Diatomées les plus répandues dans le bassin Artois-Picardie
Les diatomées les plus répandues sont présentes dans plus de 75 % des stations du bassin. Quelles que soient les années, les plus répandues sont :
Amphora pediculus (Kutzing) Grunow (APED)
Cocconeis placentula Ehrenberg var.placentula (CPLA)
Gomphonema parvulum Kutzing var.parvulum f.parvulum (GPAR)
Navicula cryptotenella Lange-Bertalot (NCTE)
Navicula tripunctata (O.F.M.) Boryu (NTPT)
Rhoicosphenia abbreviata (C.Agardh) Lange Bertalot (RABB)


7 classes de qualité d’eau ont été définies d’après les données chimiques utilisées pour la mise au point de l’IBD (de 1 la + mauvaise à 7 la meilleure).
Le profil écologique de Cocconeis placentula, Navicula cryptotenella, Navicula tripunctata, Amphora pediculus et Rhoicosphenia abbreviata, est en cloche, excentré vers la droite, caractéristique des espèces mésotrophes ou polluo-sensibles.
Le profil écologique de Gomphonema parvulum est excentré vers la gauche, caractéristique des espèces tolérantes à la pollution et halophiles.

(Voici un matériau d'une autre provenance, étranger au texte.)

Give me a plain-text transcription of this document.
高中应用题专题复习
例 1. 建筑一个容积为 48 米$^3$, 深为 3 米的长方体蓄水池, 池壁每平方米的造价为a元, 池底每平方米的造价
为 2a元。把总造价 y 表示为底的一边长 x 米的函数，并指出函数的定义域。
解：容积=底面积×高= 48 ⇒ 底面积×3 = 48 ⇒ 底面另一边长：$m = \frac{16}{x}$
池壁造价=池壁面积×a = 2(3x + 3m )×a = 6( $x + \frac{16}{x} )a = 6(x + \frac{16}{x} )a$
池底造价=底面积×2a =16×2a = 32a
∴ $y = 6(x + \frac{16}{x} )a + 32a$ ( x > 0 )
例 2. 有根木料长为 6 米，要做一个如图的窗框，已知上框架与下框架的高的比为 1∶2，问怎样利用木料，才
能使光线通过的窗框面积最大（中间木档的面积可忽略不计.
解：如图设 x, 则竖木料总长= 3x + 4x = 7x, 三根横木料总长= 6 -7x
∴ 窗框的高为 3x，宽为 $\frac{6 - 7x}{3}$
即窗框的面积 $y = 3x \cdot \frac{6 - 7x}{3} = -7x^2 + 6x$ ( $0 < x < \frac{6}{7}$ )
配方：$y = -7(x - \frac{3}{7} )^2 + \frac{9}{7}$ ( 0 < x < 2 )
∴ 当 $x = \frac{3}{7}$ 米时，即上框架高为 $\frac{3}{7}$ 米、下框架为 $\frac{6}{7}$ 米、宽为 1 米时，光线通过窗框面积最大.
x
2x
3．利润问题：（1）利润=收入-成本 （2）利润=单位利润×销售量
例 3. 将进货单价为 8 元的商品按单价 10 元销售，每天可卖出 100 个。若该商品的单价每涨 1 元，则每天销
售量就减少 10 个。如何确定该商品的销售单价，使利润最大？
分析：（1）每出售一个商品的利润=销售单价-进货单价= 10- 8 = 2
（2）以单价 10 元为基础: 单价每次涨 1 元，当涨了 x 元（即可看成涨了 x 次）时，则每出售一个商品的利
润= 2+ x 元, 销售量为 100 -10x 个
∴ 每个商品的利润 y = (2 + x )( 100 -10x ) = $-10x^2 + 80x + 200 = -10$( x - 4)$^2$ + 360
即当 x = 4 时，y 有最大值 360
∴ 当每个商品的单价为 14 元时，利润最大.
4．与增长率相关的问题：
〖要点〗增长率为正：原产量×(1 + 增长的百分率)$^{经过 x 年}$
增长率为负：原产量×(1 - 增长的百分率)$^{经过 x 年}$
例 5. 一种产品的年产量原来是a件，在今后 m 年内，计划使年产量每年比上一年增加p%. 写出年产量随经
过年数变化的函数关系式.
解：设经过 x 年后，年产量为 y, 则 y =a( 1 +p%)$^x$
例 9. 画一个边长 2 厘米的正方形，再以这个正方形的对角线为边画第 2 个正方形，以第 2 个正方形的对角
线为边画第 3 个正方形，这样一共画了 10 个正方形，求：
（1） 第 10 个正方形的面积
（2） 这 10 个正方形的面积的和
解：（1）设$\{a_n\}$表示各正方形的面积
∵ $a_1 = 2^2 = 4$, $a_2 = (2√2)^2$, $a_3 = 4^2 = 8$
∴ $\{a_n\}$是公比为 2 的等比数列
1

Distribution des diatomées polluosensibles et polluotolérantes les plus abondantes dans le bassin Artois-Picardie
| profils écologiques | caractéristiques des espèces | Taxons pré-dominants du bassin AEAP |
| type a | tolérantes à la pollution ou électives des milieux pollués | |
| type b | Tolérantes à la pollution et halophiles | GPAR NPAL |
| type c | eutrophes à polluosensibilité moyenne ou indifférente | ALAN NMIN |
| type d | mésotrophes ou polluosensibles | CPLA NCTE NTPT APED RABB |
| type e | sensibles à la pollution ou électives des eaux faiblement minéralisées | AMIN |



Les diatomées comme Nitzschia palea (Kutzing) W. Smith (NPAL) voient une régression de leur répartition entre 2000 et 2002. De même, Navicula minima Grunow (NMIN) montre une baisse de sa distribution dès 2001. On remarque que Achnanthes minutissima Kutzing v. minutissima Kutzing (Achnanthidium) AMIN colonise de plus en plus de stations. On voit une explosion de sa diffusion dans l’ensemble du bassin en 2002.
Globalement, on observe une amélioration de la qualité des eaux et canaux du bassin Artois-Picardie, visible du point de vue des paramètres physico-chimiques et au niveau des diatomées prédominantes. En effet, l’augmentation de la répartition d’Achnanthes minutissima v. minutissima, espèce oligosaprobe, très sensible à la pollution le confirme, même si celle-ci n’a pas encore de répercussion sur les indices et la répartition en classes. Il est important de signaler qu’il y a un décalage entre l’évolution de la physico-chimie et l’évolution de la biologie, cette dernière présentant une certaine inertie. Il faut également tenir compte des effets de seuils. Une diminution par 2 ou par 10 de certains polluants comme le phosphate peut-être sans effet sur la biologie si les concentrations au final demeurent trop élevées.